Ce personnage de fou, nommément désigné ailleurs comme "insulteur de la nation" se retrouve d'ailleurs sous les traits du joueur de sanza qui ponctue l'action régulièrement tout au long de la pièce, ces figures apparaissent à la fois comme des témoins de l'histoire et comme des doubles de Lumumba.
Si dans Et les chiens se taisaient, tout se concentre autour de la révolte du héros sacrificiel, ici on relève un grand nombre d'allusions religieuses. Césaire les rattache à plusieurs schémas : l'un christique, l'autre apocalyptique les deux schémas étant relayés par le syncrétisme de religions prophétiques africaines comme le kibanguisme et à la dynamique du sacrifice dionysiaque.

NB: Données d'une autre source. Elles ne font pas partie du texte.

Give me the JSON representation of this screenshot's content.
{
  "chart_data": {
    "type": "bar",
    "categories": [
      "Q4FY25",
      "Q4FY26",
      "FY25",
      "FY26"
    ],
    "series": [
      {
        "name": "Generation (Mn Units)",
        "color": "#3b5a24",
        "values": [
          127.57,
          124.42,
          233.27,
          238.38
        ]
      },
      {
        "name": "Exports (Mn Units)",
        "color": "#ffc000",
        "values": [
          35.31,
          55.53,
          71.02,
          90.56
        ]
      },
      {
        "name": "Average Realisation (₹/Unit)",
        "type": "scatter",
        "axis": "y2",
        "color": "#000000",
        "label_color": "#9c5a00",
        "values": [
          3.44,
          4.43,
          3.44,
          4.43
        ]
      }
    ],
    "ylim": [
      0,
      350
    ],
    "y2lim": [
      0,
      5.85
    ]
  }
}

En dénonçant l'oppression et les malversations, Lumumba tente de rendre possible une Afrique fraternelle et en ce sens il se rapproche du message christique. Le pouvoir subversif de sa parole le place non pas dans une rhétorique politicienne mais plutôt dans le droit fil de la philosophie bantoue dans laquelle s'intègre la puissance magique du verbe. La fraternité à laquelle Lumumba fait allusion ressemble également à celle, proclamée par ces mouvements charismatiques religieux qui, au Congo, ont constitué un défi à la domination coloniale avant et après l'indépendance. Creusant profondément une voie de la contestation permanente, Lumumba la revendique comme une nécessité qui permettra à la fois l'édification d'une nouvelle société et la révélation d'une identité typiquement africaine.
En refusant d'entériner la politique néo-coloniale qui se met en place après l'indépendance, Lumumba se place délibérément dans l'opposition. Sa démarche le situe du côté de l'auteur, c'est-à -dire du côté du mouvement de la Négritude qui affirme son soutien à ces peuples d'humiliés. Comme le poète Césaire qui s'offre corps et âme pour devenir le porteur de l'espérance nègre, Lumumba accepte, à son corps défendant, de devenir le martyr d'une révolution qu'il ne veut pas voir corrompue. En se démarquant du politique, comme le poète, il devient le chantre d'une certaine déraison prophétique. L'identité et la fidélité à soi-même est un acte d'amour que l'on offre à l'Autre pour lui permettre d'exister.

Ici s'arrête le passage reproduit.